Dubout a 18 ans, il vient de s’installer à Paris après dix-huit mois d’études
aux Beaux-Arts de Montpellier. Feuillade originaire du midi, de Lunel plus précisément
est, célébrissime. Il a 51 ans, il vit à Nice, il va mourir d’une péritonite
l’année suivante. Il est surtout très “ aficionado ” et même plus que
cela. Il a, au début du siècle et jusqu’en 1907 publié régulièrement des
chroniques taurines dans l’hebdomadaire nîmois “ Le Torero ”. C’est à ce titre,
d’écrivain taurin, qu’Albert Dubout l’a contacté en lui demandant un texte pour
une revue tauromachique “ la Sangre ”, “ le Sang ” qu’il envisage de
créer avec des amis. Feuillade lui répond le 24 avril par la négative. Certes
il aime toujours la corrida et veut la défendre mais il a maintenant “ décroché ”

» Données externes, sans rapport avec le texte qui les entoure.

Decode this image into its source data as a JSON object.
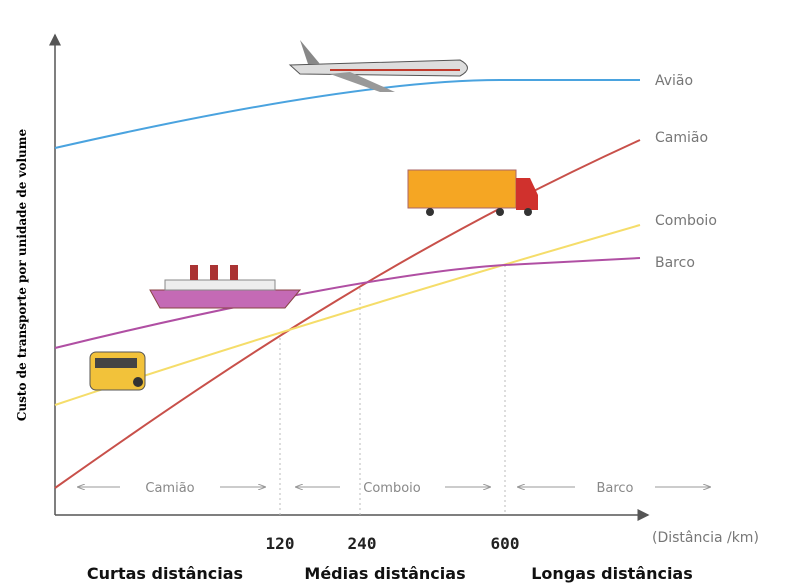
{
  "y_axis_label": "Custo de transporte por unidade de volume",
  "x_axis_label": "(Distância /km)",
  "x_marks": [
    "120",
    "240",
    "600"
  ],
  "series_labels": [
    "Avião",
    "Camião",
    "Comboio",
    "Barco"
  ],
  "ranges": [
    "Camião",
    "Comboio",
    "Barco"
  ],
  "zones": [
    "Curtas distâncias",
    "Médias distâncias",
    "Longas distâncias"
  ]
}
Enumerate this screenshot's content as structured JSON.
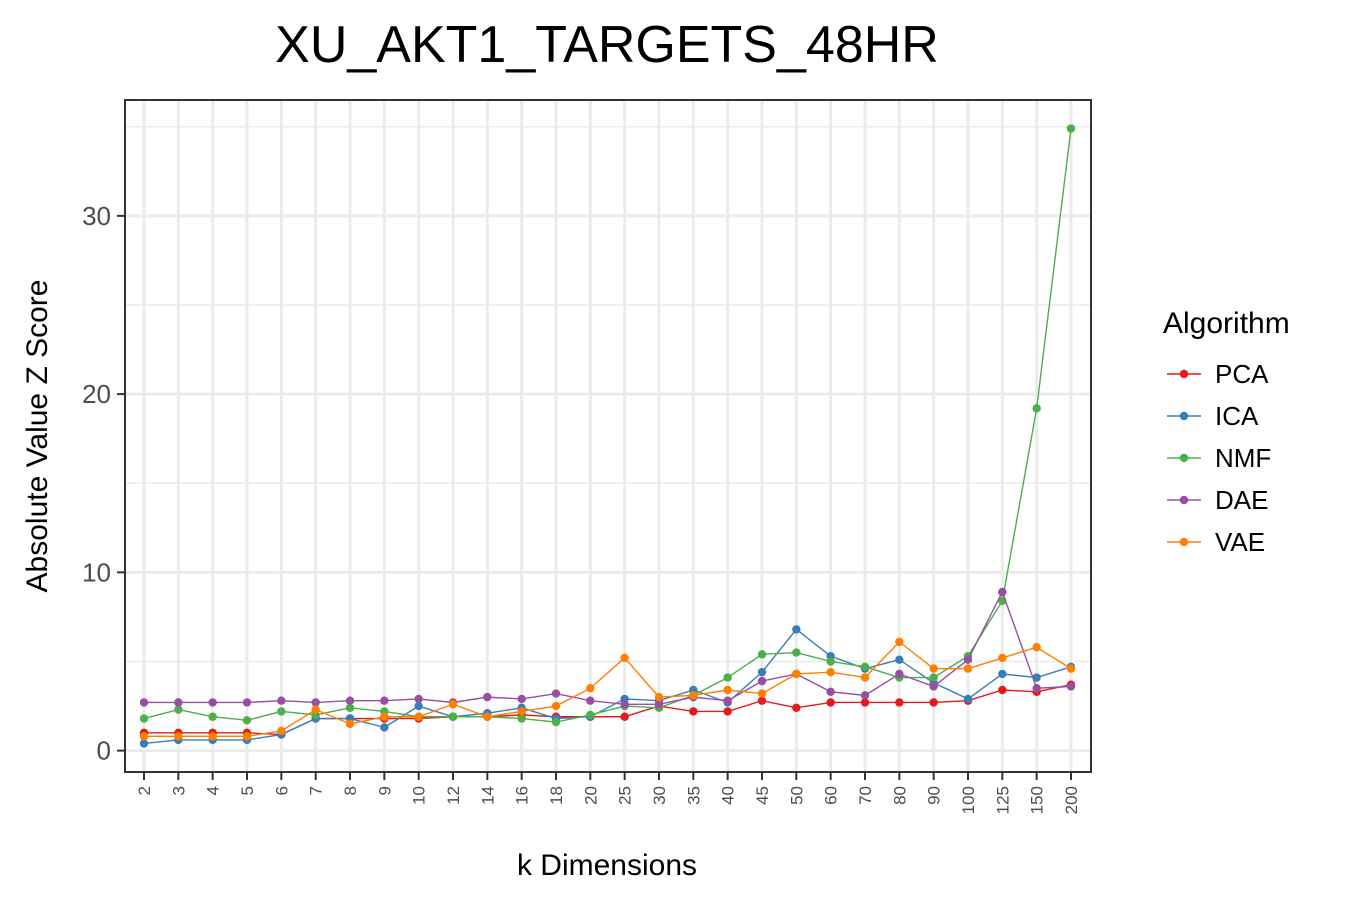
{
  "chart_data": {
    "type": "line",
    "title": "XU_AKT1_TARGETS_48HR",
    "xlabel": "k Dimensions",
    "ylabel": "Absolute Value Z Score",
    "categories": [
      "2",
      "3",
      "4",
      "5",
      "6",
      "7",
      "8",
      "9",
      "10",
      "12",
      "14",
      "16",
      "18",
      "20",
      "25",
      "30",
      "35",
      "40",
      "45",
      "50",
      "60",
      "70",
      "80",
      "90",
      "100",
      "125",
      "150",
      "200"
    ],
    "ylim": [
      -1.2,
      36.5
    ],
    "yticks": [
      0,
      10,
      20,
      30
    ],
    "yticklabels": [
      "0",
      "10",
      "20",
      "30"
    ],
    "grid": true,
    "legend_title": "Algorithm",
    "legend_position": "right",
    "series": [
      {
        "name": "PCA",
        "color": "#e41a1c",
        "values": [
          1.0,
          1.0,
          1.0,
          1.0,
          0.9,
          1.8,
          1.8,
          1.8,
          1.8,
          1.9,
          1.9,
          2.0,
          1.9,
          1.9,
          1.9,
          2.5,
          2.2,
          2.2,
          2.8,
          2.4,
          2.7,
          2.7,
          2.7,
          2.7,
          2.8,
          3.4,
          3.3,
          3.7
        ]
      },
      {
        "name": "ICA",
        "color": "#377eb8",
        "values": [
          0.4,
          0.6,
          0.6,
          0.6,
          0.9,
          1.8,
          1.8,
          1.3,
          2.5,
          1.9,
          2.1,
          2.4,
          1.8,
          1.9,
          2.9,
          2.8,
          3.4,
          2.7,
          4.4,
          6.8,
          5.3,
          4.6,
          5.1,
          3.8,
          2.9,
          4.3,
          4.1,
          4.7
        ]
      },
      {
        "name": "NMF",
        "color": "#4daf4a",
        "values": [
          1.8,
          2.3,
          1.9,
          1.7,
          2.2,
          2.0,
          2.4,
          2.2,
          1.9,
          1.9,
          1.9,
          1.8,
          1.6,
          2.0,
          2.5,
          2.4,
          3.1,
          4.1,
          5.4,
          5.5,
          5.0,
          4.7,
          4.1,
          4.1,
          5.3,
          8.4,
          19.2,
          34.9
        ]
      },
      {
        "name": "DAE",
        "color": "#984ea3",
        "values": [
          2.7,
          2.7,
          2.7,
          2.7,
          2.8,
          2.7,
          2.8,
          2.8,
          2.9,
          2.7,
          3.0,
          2.9,
          3.2,
          2.8,
          2.6,
          2.6,
          3.0,
          2.8,
          3.9,
          4.3,
          3.3,
          3.1,
          4.3,
          3.6,
          5.1,
          8.9,
          3.5,
          3.6
        ]
      },
      {
        "name": "VAE",
        "color": "#ff7f00",
        "values": [
          0.8,
          0.8,
          0.8,
          0.8,
          1.1,
          2.3,
          1.5,
          1.9,
          1.9,
          2.6,
          1.9,
          2.2,
          2.5,
          3.5,
          5.2,
          3.0,
          3.1,
          3.4,
          3.2,
          4.3,
          4.4,
          4.1,
          6.1,
          4.6,
          4.6,
          5.2,
          5.8,
          4.6
        ]
      }
    ]
  }
}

de l’actualité tauromachique. Il en est resté aux grands toreros de son époque,
Guerrita, Reverte et ne connaît plus les “ maestros ” du jour. De plus le
titre de la revue ne lui paraît pas opportun après ces années de guerre “ et
tant de sang répandu ”. “ N’allez pas encore donner des armes à nos
ennemis qui ne sont que trop disposés à voir dans tout aficionado un buveur de sang…Evoquez
au contraire le soleil, la couleur, le courage, la poésie de la corrida, ses
jeux, ses élégances, ses grâces. ” En 1924 au moment où il part tenter
sa chance à Paris où il va bientôt illustrer Carmen pour les éditions Kra
dirigées par l’écrivain surréaliste Philippe Soupault, Dubout est un partisan
plus que fervent de la course de taureaux qu’il dessine et sur quoi , aussi, il
écrit En 1952 dans une interview donnée lui qui en donne si peu au journal
“ le Soir ” de Bruxelles il expliquait qu’a l’âge de 5 ans il
dessinait déjà des taureaux et que tout jeune et habitant à Nîmes il avait fait
une fugue pour, muni d’un sac de pommes de terre en guise de cape, tenter de
donner des passes à de mauvais taureaux de Camargue ou à de récalcitrantes
vachettes dans les arènes des Saintes Maries de la mer. Exact. Albert Dubout
lycéen à Nîmes au tout début des années 20 a une vocation de torero. Comme
beaucoup de jeunes Nîmois et à l’époque en compagnie de son compagnon de classe
le futur peintre et graveur Lucien Coutaud, Dubout est fasciné par le monde de
la corrida dont il a subi dans son enfance et selon ses propres termes “
l’éblouissement ”.
Il s’entraîne à donner des passes à blanc sur
l’esplanade nîmoise, se fait photographier à la barrière des arènes, se frotte
aux vachettes des fêtes votives y compris à Montpellier dans les arènes en bois
et maintenant disparues de l’usine à gaz rue de la méditerranée. Il joue même
les “ maletillas ”, ces vagabonds apprentis-toreros de l’Espagne de la
faim et du baluchon qui tournent entre les élevages et les villages en fête,
entre les coups de fusils des gardes et le refus méprisant des éleveurs pour
tenter, souvent la nuit et clandestinement, de soutirer des passes hasardeuses
aux toros de combat surveillées comme les joyaux de la couronne. Evidemment les
Saintes Maries de la mer, malgré la férocité des moustiques et le képi de son
garde-champêtre n’ont pas la sauvagerie de la “ marisma ” du delta du
Guadalquivir et la bourlingue du jeune Albert est purement régionale. 40
kilomètres à tout casser Mais il y a mis les formes. Il a 17 ans et on est très
sérieux quand on a 17 ans, qu’on rêve de tauromachie, que la tauromachie
alimente complaisamment les désirs adolescents d’aventure et de transgression et
que l’on pense à l’idole de l’époque, le stupéfiant Juan Belmonte dont le
pathétique statisme vient de bouleverser l’art de toréer. On peut imaginer que
le jeune Albert échauffé par la légende de Belmonte partant toréer la nuit et
nu les redoutables toros qui paissent à Tablada au sud de Séville a voulu en
transposer la geste.
Donc Albert monte dans le tortillard de Camargue sans
prendre de billet, se retrouve dans le rond de charrettes qui sert de plaza aux
Saintes-Maries en fête, tente de faire passer une vachette aux cornes emboulées
avec son sac de patate, prend ce qu’on appelle sous ces taurines latitudes une “
rouste ”, une bonne petite trempe qui lui laisse un bleu et un constat lucide.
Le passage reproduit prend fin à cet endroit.